A DIFFICULT NEGATIVE

THIS example - see the main story - shows how a negative which revealed no sky detail whatsoever when printed conventionally can be transformed by digital scanning.

The original Ilfocolor 100 film was taken when that now-defunct film, made as far as I know by Konica, was launched for UK sale by Ilford. It's a view from the top of the centre of Corfu, shot with a now-classic Minolta XD-7 and even more classic 24mm Ä2.8 VFC Rokkor MD lens (a Leitz Elmarit-R in Japanese dress with a control added to its floating element to allow variable field curvature). The absence of flare is remarkable, but the density of the sun and reflection in the sea are so far above that of the delicate tones in the olive-tree shadow that extensive burning-in and dodging would be needed to make a print.

The 16-bit Leafscan 45, our regular scanner, eats this huge density range for breakfast. This is an unmodified scan, subjected only to auto Levels balancing and unsharp masking in Photoshop. OK, it's lacking in character.

The Minolta QS35 captured all the detail with surprisingly open shadows and brilliant colour. The raw scan was very blue (see screen shot) and levels balancing cured this. The sky looked almost empty, but a local feathered selection followed by Levels Gamma reduction to 0.30 (extreme) yielded a pure blue distance with clean sun and shine.

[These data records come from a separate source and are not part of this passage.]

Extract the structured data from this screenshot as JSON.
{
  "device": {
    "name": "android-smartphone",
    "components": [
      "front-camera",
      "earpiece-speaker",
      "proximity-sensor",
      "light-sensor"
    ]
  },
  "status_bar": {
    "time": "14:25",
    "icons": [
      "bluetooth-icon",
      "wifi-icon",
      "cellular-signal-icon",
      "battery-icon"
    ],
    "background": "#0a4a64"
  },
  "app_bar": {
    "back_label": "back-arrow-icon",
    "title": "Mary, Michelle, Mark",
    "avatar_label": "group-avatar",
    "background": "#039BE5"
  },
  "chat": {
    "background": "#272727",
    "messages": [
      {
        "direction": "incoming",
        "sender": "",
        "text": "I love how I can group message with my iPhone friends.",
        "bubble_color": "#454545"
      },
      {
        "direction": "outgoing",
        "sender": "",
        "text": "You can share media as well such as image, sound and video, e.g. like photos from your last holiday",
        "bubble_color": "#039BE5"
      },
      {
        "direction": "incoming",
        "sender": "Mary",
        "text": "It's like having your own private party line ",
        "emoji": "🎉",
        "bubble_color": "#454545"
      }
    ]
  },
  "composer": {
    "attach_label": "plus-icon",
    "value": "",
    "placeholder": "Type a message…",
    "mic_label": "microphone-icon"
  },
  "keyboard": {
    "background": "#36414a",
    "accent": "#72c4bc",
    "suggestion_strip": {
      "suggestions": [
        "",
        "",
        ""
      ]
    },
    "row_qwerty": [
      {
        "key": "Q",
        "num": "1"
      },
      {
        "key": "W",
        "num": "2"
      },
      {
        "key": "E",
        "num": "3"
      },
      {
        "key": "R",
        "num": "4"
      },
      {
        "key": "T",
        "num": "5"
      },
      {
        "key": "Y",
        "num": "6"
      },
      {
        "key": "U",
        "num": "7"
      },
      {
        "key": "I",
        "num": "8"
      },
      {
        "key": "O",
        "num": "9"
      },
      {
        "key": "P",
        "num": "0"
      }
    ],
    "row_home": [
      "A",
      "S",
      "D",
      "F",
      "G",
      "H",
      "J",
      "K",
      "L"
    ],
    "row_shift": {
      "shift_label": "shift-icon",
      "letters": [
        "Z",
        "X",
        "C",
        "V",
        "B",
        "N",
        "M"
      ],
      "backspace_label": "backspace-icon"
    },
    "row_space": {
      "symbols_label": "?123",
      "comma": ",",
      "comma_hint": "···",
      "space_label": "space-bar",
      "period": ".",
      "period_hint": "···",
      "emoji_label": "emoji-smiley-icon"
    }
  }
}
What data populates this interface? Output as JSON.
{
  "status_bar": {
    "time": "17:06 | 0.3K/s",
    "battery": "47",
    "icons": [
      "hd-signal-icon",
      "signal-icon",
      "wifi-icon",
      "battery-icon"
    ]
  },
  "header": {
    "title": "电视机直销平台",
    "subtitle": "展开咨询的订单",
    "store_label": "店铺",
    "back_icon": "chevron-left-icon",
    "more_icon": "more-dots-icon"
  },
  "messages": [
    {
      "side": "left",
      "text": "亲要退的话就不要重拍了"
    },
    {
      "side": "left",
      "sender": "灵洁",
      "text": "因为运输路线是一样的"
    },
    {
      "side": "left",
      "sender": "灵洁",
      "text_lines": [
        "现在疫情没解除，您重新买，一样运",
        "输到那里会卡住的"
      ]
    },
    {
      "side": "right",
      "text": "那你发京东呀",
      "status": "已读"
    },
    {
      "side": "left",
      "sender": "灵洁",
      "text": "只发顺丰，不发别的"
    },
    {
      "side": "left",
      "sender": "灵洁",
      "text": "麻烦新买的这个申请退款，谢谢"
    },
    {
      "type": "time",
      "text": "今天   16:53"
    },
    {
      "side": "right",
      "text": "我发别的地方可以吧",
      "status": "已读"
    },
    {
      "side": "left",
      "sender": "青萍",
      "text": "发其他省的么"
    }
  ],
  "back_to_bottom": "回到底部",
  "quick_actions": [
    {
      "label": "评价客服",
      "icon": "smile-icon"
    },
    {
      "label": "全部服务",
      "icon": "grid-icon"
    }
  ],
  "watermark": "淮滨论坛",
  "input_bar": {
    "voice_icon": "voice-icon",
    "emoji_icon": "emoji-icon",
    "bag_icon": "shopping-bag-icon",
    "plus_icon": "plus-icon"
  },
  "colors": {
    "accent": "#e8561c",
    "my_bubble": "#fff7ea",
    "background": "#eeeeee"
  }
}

The Nikon scan had to be turned down to much darker and inverse gamma correction on the preview to avoid losing the sun detail. The scan needed opening up a lot in Photoshop Levels to reverse this correction, and the sky still needed the 0.30 selective gamma darkening. The effect was however very different and revealed more colour variation (missing in the Minolta raw scan due to the blue cast). In many ways the Nikon result is more graphic, like a ÔGrade 4' colour print with heavy dodging - but would you want this to happen to portrait? Both the new scanners did far better than we expected on this test.